When I was a much younger man, lord knows that the state of Illinois tried its level best to rehabilitate me, in the vocational sense. The Division of Vocational Rehabilitation paid to put me through college and purchased my first motorized wheelchair.

But did it work? Was I rehabilitated, vocationally? Here I am more than 40 years later and I still don’t know the answer to that probing question. But maybe rehabilitation isn’t the right word for the process of helping cripples get jobs, because when you rehabilitate something, like an old house, you restore it to its previous grandeur. So if I apply that definition, I can say for sure that I wasn’t rehabilitated because there was no previous grandeur to restore me to. I was just a teenaged crippled kid.

And when you rehabilitate a person, like a prisoner or a political dissident, you correct them. You show them the folly of the path they were pursuing. You get them to repent and change course and go straight. So according to that definition, I guess I wasn’t vocationally rehabilitated, either, because I didn’t become a social worker. That was about the only career DVR would pay for a cripple like me to embark upon in those days because we had to play it safe and major in something that would make us employable.
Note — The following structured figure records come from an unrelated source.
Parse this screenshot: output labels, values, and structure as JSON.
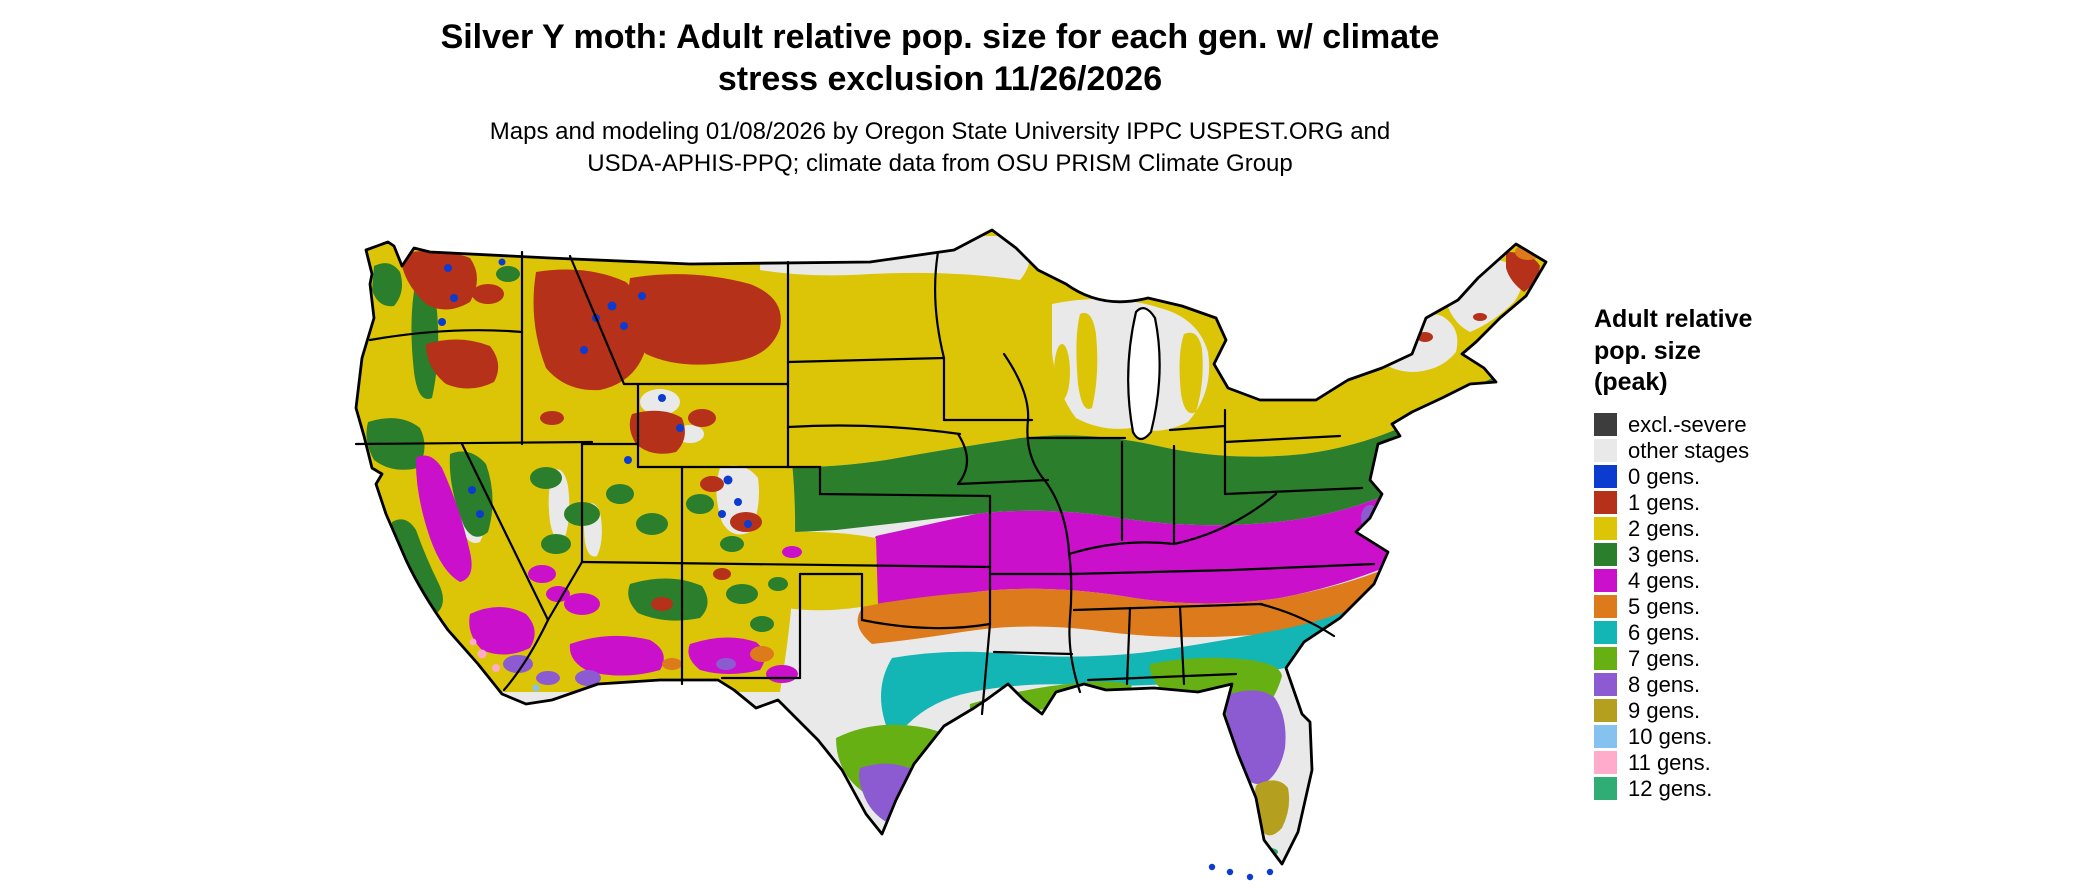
{
  "title": {
    "line1": "Silver Y moth: Adult relative pop. size for each gen. w/ climate",
    "line2": "stress exclusion 11/26/2026"
  },
  "subtitle": {
    "line1": "Maps and modeling 01/08/2026 by Oregon State University IPPC USPEST.ORG and",
    "line2": "USDA-APHIS-PPQ; climate data from OSU PRISM Climate Group"
  },
  "legend": {
    "title_lines": [
      "Adult relative",
      "pop. size",
      "(peak)"
    ],
    "items": [
      {
        "key": "excl",
        "label": "excl.-severe",
        "color": "#3d3d3d"
      },
      {
        "key": "other",
        "label": "other stages",
        "color": "#e9e9e9"
      },
      {
        "key": "g0",
        "label": "0 gens.",
        "color": "#0b3ccf"
      },
      {
        "key": "g1",
        "label": "1 gens.",
        "color": "#b5311a"
      },
      {
        "key": "g2",
        "label": "2 gens.",
        "color": "#dcc506"
      },
      {
        "key": "g3",
        "label": "3 gens.",
        "color": "#2b7e2b"
      },
      {
        "key": "g4",
        "label": "4 gens.",
        "color": "#ca10ca"
      },
      {
        "key": "g5",
        "label": "5 gens.",
        "color": "#dd7a1b"
      },
      {
        "key": "g6",
        "label": "6 gens.",
        "color": "#13b5b5"
      },
      {
        "key": "g7",
        "label": "7 gens.",
        "color": "#67b013"
      },
      {
        "key": "g8",
        "label": "8 gens.",
        "color": "#8d5bd1"
      },
      {
        "key": "g9",
        "label": "9 gens.",
        "color": "#b4a01e"
      },
      {
        "key": "g10",
        "label": "10 gens.",
        "color": "#86c2ef"
      },
      {
        "key": "g11",
        "label": "11 gens.",
        "color": "#ffabca"
      },
      {
        "key": "g12",
        "label": "12 gens.",
        "color": "#30ad75"
      }
    ]
  },
  "map": {
    "border_color": "#000000",
    "water_color": "#ffffff"
  }
}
The idea was that if we became social workers, we could go to work for DVR and then push the next generation of cripples to become social workers so that they could go to work for DVR and push the next generation of cripples to become social workers so that they could go to work for DVR, and so on into perpetuity. It was a drag, but if you said screw it and didn’t go to college, your job prospects were even more dismal. Being a store greeter at Walmart wasn’t even an option because that was before there were any Walmarts.

But DVR still covered me even though my only career goal ever was to get paid to write. And since that’s what I’m doing as we speak, could it be that I actually was vocationally rehabilitated? Maybe this is a cripple success story with a happy ending after all! But I don’t know. If the state of Illinois could read this, would it feel satisfied that it got its money’s worth on me? Probably not. So I’ll just have to say I’m sorry, state of Illinois. You gave it your best shot, and so did I. It just wasn’t meant to be. No hard feelings.

I wonder if it’s easier for the cripples of today to get themselves vocationally rehabilitated. It might be, in a way, because I imagine that there could be a career option or two besides social work that DVR would deem acceptable. They may say it’s OK to study computer sciences. Back when I was in college, computers were the size of a Buick and only NASA had them.

But nevertheless, I fear that future generations of cripples will have a harder time than any of us getting themselves vocationally rehabilitated. Future cripples won’t just be competing for jobs with verts. They’ll also be competing with robots for jobs. Even the cripples who play it safe and become social workers and go to work for DVR and push the next generation of cripples to become social workers and go to work for DVR will probably be laid off and replaced by robots. And then what will they do? They’ll have to make an appointment with DVR to help them find another job. And when they get to the DVR office they’ll meet with a robot social worker that speaks with a cyborg voice like Stephen Hawking. And if they don’t like it when the robot social worker tells them there are no jobs, they can go over the robot social worker’s head and appeal to the supervisor, which will also be a robot.

So all the future cripples who become social workers and go to work for DVR and get replaced by robots will be trying to get jobs as store greeters at Walmart. But those jobs will probably also be done by robots.